Federal Realty Investment Trust simply wanted to spend $10 million fixing up a vacant big box at one of its Virginia properties. But the Rockville, Md.-based REIT stumbled into a nine-month imbroglio during which it had to get a lot of appraisals and legal advice.

It turned out that the property was encumbered with a conduit loan — a kind of commercial mortgage that gets securitized and is governed by a set of rigid rules that make it hard to alter the property.

“A lot of us [developers] aggressively manage our properties to maximize development and tenanting opportunities,” said Dawn Becker, Federal Realty’s senior vice president and general counsel. “With conduit financing, the restrictions make it difficult to do that.”

Now two bills that could loosen conduit loan rules are up for consideration in Congress. The legislation involves real estate mortgage investment conduits, or REMICs, which are used to package and sell commercial-mortgage-backed securities and ensure timely payments to investors. These conduits sell CMBS backed by diverse pools of small loans of moderate credit quality. Lenders take care to preserve the underlying collateral and prevent premature repayment.

Specifically, the REMIC bills propose to give landlords freedom to improve properties under conduit loans and even to change a CMBS loan’s interest rate, so long as they don’t extend the term or alter the principal.

At present, getting approval for such maneuvers involves huge amounts of huddle time with tax lawyers. Property owners often resort to refinancing the mortgage instead, substituting a loan from a balance-sheet lender, which typically holds the loan on its own books until it is paid off.

Federal Realty wound up spending between $30,000 and $40,000 on appraisals and legal consultation, among other services, before it could redevelop the big-box site, Becker recalls. By comparison, persuading the lender to approve changes at a similar project that wasn’t encumbered by a conduit loan took about a week, she says.

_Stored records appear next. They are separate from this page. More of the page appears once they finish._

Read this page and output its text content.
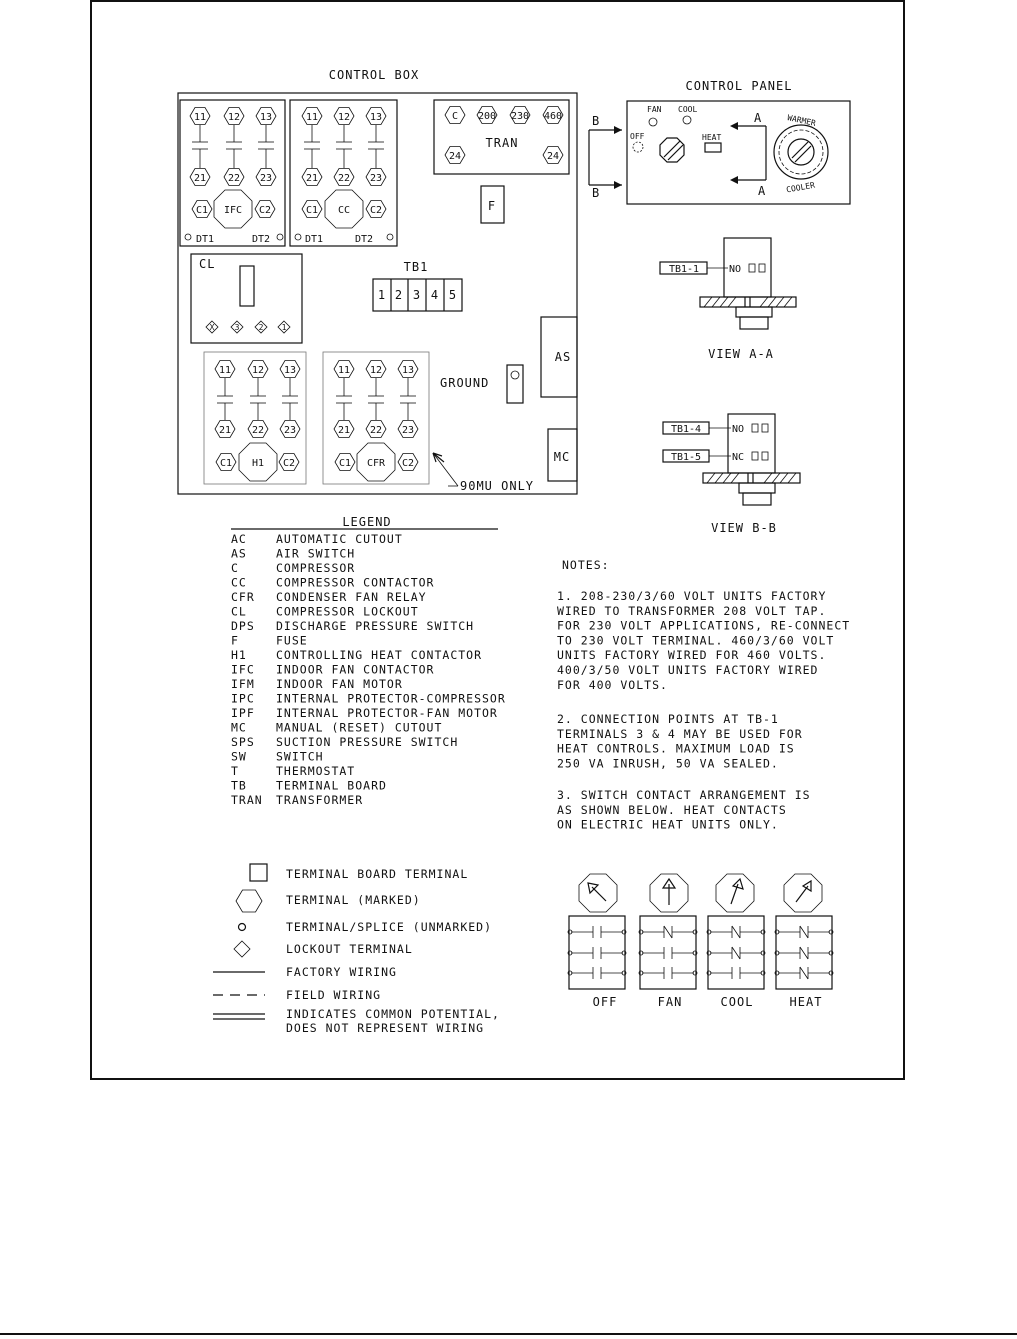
CONTROL BOX
11 12 13
21 22 23
C1 IFC C2
DT1	DT2
11 12 13
21 22 23
C1 CC C2
DT1	DT2
C 200 230 460
TRAN
24	24
F
CL
X	3 2 1
TB1
1 2 3 4 5
AS
GROUND
MC
11 12 13
21 22 23
C1 H1 C2
11 12 13
21 22 23
C1 CFR C2
90MU ONLY
CONTROL PANEL
B
B
A
A
FAN COOL
OFF	HEAT
WARMER
COOLER
TB1-1	NO
VIEW A-A
TB1-4	NO
TB1-5	NC
VIEW B-B
LEGEND
AC	AUTOMATIC CUTOUT
AS	AIR SWITCH
C	COMPRESSOR
CC	COMPRESSOR CONTACTOR
CFR CONDENSER FAN RELAY
CL	COMPRESSOR LOCKOUT
DPS DISCHARGE PRESSURE SWITCH
F	FUSE
H1	CONTROLLING HEAT CONTACTOR
IFC INDOOR FAN CONTACTOR
IFM INDOOR FAN MOTOR
IPC INTERNAL PROTECTOR-COMPRESSOR
IPF INTERNAL PROTECTOR-FAN MOTOR
MC	MANUAL (RESET) CUTOUT
SPS SUCTION PRESSURE SWITCH
SW	SWITCH
T	THERMOSTAT
TB	TERMINAL BOARD
TRAN TRANSFORMER
NOTES:
1. 208-230/3/60 VOLT UNITS FACTORY
WIRED TO TRANSFORMER 208 VOLT TAP.
FOR 230 VOLT APPLICATIONS, RE-CONNECT
TO 230 VOLT TERMINAL. 460/3/60 VOLT
UNITS FACTORY WIRED FOR 460 VOLTS.
400/3/50 VOLT UNITS FACTORY WIRED
FOR 400 VOLTS.
2. CONNECTION POINTS AT TB-1
TERMINALS 3 & 4 MAY BE USED FOR
HEAT CONTROLS. MAXIMUM LOAD IS
250 VA INRUSH, 50 VA SEALED.
3. SWITCH CONTACT ARRANGEMENT IS
AS SHOWN BELOW. HEAT CONTACTS
ON ELECTRIC HEAT UNITS ONLY.
TERMINAL BOARD TERMINAL
TERMINAL (MARKED)
TERMINAL/SPLICE (UNMARKED)
LOCKOUT TERMINAL
FACTORY WIRING
FIELD WIRING
INDICATES COMMON POTENTIAL,
DOES NOT REPRESENT WIRING
OFF	FAN	COOL	HEAT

REMIC modernization legislation would reduce hassles and allow developers flexibility to manage their properties as they see fit, proponents say. It could also boost demand for CMBS financing among retail real estate developers, says Kenneth T. Tyra, a partner at Dorsey & Whitney, a Minneapolis-based law firm. As things stand now, developers intending to make substantial structural changes to a property generally steer clear of CMBS financing, he says.

“We’re looking to do secured financing on properties we’ve acquired of a joint venture,” said Becker, referring to Federal Realty’s partnership with ING Clarion to buy grocery-anchored centers in the Northeast. Some of those will have to be mortgaged through balance-sheet lenders to minimize potential administrative pitfalls, the firm says.

The REMIC bills benefit a relatively small niche of the financial market, observers say. So small, in fact, that the legislation will have to be attached to, say, a tax bill to gain passage, says Tom Heinemann, regulatory and industry relations policy representative for the National Association of Realtors.